Shifrin explains how the idea came about. “I had a friend, Lilya, who would write down all the building steps for me so that I could upload them into a system that allowed me to read the building steps on a Braille reader through my fingers. She learned Braille to engage with me and support my LEGO passion, and then spent countless hours translating LEGO instructions into Braille.”
It was Lilya passing away in 2017 that inspired Shifrin to use her brilliant method of helping him build with LEGO bricks to come up with a way to help other blind children do the same.

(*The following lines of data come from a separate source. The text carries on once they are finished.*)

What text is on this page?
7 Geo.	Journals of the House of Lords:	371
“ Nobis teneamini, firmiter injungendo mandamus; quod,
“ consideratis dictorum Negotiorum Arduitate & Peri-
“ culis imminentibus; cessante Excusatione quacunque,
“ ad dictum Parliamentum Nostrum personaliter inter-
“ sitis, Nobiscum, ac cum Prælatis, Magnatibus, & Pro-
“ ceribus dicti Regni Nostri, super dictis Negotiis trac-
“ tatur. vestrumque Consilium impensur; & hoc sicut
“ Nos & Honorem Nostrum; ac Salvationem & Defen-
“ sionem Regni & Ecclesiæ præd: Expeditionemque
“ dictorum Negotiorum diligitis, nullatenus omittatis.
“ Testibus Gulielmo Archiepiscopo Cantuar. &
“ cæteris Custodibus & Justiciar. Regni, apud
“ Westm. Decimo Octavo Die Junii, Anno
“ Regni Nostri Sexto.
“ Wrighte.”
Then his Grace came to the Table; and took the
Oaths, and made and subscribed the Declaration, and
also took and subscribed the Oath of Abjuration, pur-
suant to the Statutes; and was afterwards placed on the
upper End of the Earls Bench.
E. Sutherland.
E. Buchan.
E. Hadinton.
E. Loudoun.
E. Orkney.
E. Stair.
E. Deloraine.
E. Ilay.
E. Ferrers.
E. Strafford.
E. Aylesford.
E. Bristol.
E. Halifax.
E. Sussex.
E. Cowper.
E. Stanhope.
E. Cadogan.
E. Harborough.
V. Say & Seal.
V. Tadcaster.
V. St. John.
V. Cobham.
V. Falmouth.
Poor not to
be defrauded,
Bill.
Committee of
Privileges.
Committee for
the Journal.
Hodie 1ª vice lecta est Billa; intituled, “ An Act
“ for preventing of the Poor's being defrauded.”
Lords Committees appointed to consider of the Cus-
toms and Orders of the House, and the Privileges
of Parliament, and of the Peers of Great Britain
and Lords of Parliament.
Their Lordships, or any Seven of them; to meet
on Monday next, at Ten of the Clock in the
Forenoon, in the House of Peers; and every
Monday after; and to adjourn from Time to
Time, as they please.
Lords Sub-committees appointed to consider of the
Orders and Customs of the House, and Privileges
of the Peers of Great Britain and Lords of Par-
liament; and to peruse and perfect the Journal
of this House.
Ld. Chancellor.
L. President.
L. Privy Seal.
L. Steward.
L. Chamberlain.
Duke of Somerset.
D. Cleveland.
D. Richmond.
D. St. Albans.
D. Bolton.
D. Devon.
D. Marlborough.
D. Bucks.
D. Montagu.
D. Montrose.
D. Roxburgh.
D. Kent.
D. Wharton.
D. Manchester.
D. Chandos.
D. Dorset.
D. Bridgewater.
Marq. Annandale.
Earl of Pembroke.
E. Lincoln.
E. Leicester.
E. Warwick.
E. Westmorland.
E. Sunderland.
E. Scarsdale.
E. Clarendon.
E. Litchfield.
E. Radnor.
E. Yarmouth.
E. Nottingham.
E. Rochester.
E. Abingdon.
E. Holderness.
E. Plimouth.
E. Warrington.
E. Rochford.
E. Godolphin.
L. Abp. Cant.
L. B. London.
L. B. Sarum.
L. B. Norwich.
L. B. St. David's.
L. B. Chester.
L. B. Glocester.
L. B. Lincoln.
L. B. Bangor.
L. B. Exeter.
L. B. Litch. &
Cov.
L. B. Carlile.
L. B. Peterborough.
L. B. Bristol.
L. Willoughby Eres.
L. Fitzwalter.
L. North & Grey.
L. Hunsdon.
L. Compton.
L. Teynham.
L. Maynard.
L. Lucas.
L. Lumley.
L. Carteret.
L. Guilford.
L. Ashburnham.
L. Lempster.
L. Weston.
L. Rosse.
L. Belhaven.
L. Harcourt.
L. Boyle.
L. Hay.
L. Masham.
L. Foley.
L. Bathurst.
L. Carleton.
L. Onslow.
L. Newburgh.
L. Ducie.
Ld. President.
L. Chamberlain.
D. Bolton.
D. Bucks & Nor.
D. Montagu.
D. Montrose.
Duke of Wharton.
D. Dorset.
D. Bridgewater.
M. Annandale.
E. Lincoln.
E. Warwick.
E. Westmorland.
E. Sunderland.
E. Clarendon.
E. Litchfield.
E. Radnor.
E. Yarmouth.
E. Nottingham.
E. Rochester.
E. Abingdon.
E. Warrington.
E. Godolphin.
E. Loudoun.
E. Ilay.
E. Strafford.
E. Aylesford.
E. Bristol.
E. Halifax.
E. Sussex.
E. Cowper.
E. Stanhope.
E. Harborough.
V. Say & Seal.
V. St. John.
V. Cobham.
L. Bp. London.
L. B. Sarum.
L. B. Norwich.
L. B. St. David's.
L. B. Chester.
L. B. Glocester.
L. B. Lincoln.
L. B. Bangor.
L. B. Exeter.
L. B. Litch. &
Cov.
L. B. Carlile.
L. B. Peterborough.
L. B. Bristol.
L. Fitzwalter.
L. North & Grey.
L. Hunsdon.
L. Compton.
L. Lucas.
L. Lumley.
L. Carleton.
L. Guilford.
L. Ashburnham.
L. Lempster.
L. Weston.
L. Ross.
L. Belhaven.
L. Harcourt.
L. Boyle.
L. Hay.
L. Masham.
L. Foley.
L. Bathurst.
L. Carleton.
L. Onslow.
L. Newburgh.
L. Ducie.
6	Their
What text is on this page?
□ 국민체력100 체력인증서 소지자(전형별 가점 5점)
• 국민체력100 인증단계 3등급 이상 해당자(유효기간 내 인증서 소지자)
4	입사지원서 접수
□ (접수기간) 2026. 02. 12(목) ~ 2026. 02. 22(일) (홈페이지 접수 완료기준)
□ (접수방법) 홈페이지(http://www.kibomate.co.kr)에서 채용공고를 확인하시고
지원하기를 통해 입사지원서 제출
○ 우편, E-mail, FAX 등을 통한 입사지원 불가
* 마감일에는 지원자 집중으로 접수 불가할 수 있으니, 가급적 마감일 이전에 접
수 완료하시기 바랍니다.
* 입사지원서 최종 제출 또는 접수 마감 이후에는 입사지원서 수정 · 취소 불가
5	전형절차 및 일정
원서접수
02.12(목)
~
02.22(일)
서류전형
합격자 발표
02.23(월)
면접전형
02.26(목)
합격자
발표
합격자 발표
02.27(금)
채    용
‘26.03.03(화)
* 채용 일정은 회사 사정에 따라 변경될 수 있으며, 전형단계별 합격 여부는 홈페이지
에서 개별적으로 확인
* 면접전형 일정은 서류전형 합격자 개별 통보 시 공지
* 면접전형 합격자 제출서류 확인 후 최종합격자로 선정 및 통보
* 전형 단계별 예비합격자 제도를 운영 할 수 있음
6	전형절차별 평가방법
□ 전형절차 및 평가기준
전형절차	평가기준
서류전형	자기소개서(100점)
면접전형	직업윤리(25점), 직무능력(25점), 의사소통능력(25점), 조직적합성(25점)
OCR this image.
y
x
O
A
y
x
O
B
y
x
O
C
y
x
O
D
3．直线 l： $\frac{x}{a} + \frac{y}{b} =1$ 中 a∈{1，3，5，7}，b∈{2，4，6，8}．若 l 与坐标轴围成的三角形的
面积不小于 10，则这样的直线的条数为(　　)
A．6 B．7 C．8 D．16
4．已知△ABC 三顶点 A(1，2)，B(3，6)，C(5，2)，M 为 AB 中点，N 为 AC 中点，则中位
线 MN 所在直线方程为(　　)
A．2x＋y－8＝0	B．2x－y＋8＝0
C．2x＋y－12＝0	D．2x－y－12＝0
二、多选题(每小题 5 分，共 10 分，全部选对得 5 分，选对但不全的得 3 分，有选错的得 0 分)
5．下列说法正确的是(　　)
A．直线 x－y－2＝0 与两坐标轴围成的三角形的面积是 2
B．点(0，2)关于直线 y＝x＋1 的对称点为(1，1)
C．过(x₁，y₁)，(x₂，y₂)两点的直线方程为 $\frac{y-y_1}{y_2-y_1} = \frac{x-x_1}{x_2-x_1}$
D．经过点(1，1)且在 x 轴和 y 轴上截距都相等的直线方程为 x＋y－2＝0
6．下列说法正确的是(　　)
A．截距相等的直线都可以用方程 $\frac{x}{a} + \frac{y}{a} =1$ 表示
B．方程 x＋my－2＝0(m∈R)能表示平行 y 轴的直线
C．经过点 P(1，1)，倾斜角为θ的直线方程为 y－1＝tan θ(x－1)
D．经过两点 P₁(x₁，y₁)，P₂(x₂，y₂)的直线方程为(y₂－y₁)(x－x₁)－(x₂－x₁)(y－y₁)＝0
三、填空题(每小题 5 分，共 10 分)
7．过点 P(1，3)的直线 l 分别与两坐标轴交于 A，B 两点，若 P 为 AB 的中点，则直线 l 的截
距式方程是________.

“This is extremely important for blind children because there aren’t a lot of places where we can say, ‘Look Mom and Dad! I built this on my own… I did this’“ says Shifrin. “For blind children, we don’t have access to what sighted kids are used to. LEGO bricks enable us to learn about our environment, to see the world. It is so important because blind kids get left out of a lot of social stuff, especially in elementary school. But LEGO building is one of the things we can do.”
Currently, the audio project is in a pilot phase. There are four building sets available now through Dec. 31, and LEGO encourages people to try them out and submit feedback via a site for the project. The sets range in price from $9.99 to $29.99 and can be purchased wherever LEGO bricks are sold. Instructions for the sets can be accessed online, either in Braille, with a screen reader, or from an audio recording.
The sets that are currently available include a basics set that comes with instructions for building a house, train, piano, and dinosaur.
There’s also Emma’s Art Studio, which includes two artist characters, a cat, a studio, craft supplies, and an art shop.
One set is straight out of the Lego Movie 2: Emmet and Benny’s workshop where they make sure their spaceship and escape buggy are in top shape and ready for exploring the universe.
And finally, there’s the LEGO City Sky Patrol Police Drone Chase set, which features a police helicopter, spinning rotor, searchlight and firing net shooter.
Shifrin hopes the pilot project will be so successful he can keep working with the company to produce more and more resources to help all kinds of kids use LEGOs. But for now, he just wants his instructions to spread.
“I would like to get my instructions out to the blind community,” he shares. “I would like every blind person to be able to download the instructions, buy a set, have a sighted person sort the pieces, and feel on par with a sighted builder. I want every blind person to feel that the once impossible is now possible; that he or she can now build a miniature LEGO world.”